Tuesday, March 22, 2011
More on Hypocrisy
Last week, The Policy Institute released a report titled, “Profiles in Hypocrisy: Montana Legislators Assail Government Spending While Benefitting from Farm Subsidy Programs.” The report identifies thirty-three current Montana legislators who benefitted from farm subsidy programs from 1995-2009, sixteen of them to the tune of more than $100,000 each, and one, Rep. Janna Taylor (R-Dayton), by more than $1 million.
At the same time that these legislators are receiving regular farm subsidy payments from the U.S. Department of Agriculture, many of them are complaining loudly that the government is “out of control,” and are gutting important programs that benefit Montana’s most vulnerable citizens. This is hypocrisy at its worst.
When questioned by a reporter on the issue, two of the biggest beneficiaries – Rep. Taylor and Sen. Bruce Tutvedt (R-Kalispell) – responded by defending farm subsidy programs. That’s not the point. The point is the hypocrisy of the legislators who take large subsidy payments from the government while repeatedly attacking government programs and government in general in the halls of the legislature.
The public should know about legislators who cut the benefits of just about everyone else – from the elderly (Big Sky RX), to kids from single-parent homes (Big Brothers Big Sisters), to low-income children (Healthy Montana Kids), to those struggling with addiction (tobacco prevention programs) – while silently accepting the largess of the federal government to support their own business interests.
And let’s be honest, if many of these legislators really got what they say they want – drastically smaller government and the exclusion of the federal government in state matters – the programs they depend on for the survival of their farms and ranches would be gone. They might even find themselves needing the very programs they despise so much.
But you don’t hear much about farm subsidies in the halls of the Montana Legislature. Perhaps that’s because of the highly partisan dynamic of the current legislature and the fact that more than ninety-eight percent of all of the farm subsidy payments received by members of the legislature went to Republicans. These are members of the same “conservative” majority that promises to bring government “under control.” These legislators are either blinded by their own political posturing or they are so arrogant they just don’t care.
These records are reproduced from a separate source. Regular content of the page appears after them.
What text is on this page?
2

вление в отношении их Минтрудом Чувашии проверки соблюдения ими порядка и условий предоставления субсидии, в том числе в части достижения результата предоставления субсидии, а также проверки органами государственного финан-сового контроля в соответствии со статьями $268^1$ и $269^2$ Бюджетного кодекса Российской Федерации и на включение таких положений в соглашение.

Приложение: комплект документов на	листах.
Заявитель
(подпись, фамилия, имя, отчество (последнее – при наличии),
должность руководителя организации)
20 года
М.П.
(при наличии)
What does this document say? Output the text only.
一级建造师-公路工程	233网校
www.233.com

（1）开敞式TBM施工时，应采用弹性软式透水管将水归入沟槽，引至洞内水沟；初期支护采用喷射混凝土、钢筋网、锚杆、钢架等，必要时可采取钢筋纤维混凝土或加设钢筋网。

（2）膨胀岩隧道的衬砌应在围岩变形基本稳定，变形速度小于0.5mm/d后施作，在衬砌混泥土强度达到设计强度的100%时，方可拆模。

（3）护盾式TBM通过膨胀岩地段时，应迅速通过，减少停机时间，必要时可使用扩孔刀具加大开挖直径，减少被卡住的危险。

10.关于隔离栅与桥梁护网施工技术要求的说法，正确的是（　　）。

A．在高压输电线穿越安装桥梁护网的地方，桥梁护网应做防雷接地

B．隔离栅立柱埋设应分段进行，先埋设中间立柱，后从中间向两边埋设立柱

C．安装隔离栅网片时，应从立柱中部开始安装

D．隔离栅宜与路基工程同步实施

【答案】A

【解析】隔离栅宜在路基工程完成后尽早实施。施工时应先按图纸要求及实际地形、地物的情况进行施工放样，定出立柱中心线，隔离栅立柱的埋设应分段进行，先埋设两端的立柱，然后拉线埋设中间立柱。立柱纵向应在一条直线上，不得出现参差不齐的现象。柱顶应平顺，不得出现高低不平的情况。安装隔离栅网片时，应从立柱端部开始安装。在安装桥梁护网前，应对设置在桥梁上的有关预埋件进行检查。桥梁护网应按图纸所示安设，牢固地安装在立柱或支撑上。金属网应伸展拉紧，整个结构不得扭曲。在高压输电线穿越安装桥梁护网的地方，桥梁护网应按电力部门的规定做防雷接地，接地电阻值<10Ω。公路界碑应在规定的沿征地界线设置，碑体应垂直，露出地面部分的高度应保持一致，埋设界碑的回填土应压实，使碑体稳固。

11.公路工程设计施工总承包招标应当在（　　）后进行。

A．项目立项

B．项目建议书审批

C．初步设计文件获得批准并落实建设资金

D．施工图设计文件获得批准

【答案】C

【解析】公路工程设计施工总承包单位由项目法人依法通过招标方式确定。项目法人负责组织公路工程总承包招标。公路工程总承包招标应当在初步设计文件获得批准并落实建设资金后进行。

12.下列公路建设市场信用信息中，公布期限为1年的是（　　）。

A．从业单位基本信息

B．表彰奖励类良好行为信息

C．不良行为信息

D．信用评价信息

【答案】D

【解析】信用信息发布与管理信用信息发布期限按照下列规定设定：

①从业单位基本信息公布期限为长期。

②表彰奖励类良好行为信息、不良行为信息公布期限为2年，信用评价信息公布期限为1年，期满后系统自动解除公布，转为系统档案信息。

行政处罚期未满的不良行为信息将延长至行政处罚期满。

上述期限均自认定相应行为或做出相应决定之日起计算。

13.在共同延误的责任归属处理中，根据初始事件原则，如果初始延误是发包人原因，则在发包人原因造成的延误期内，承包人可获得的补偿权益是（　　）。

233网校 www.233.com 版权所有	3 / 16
“(These) federal subsidies are necessary in order to ensure an affordable and abundant food supply,” Sen. Tutvedt said in response to the “Profiles in Hypocrisy” report. While that may be true, it’s also true that many children in Montana need the Children’s Health Insurance Program (CHIP) so they can go to the doctor when they’re sick. Low-income seniors need the Big Sky RX program to get the prescriptions they need. And kids trapped in abusive and violent home situations need child protective workers to protect them.
It’s really all a matter of values. Of course we all value an affordable and abundant food supply, but is that the end of the good that government can do in our communities? No. Beyond building our roads and keeping our food prices stable, government can and does do many other good things for our communities. And when it does, we all benefit with healthier children, safer streets, an educated workforce, a cleaner environment and in so many other ways.
Let’s not forget that – like it or not – we are all in this together. And let’s be realistic about how the world really operates. The idea is that we all put into the system, and we all benefit from it. Let’s not selectively remember when we put in, and forget when we take out.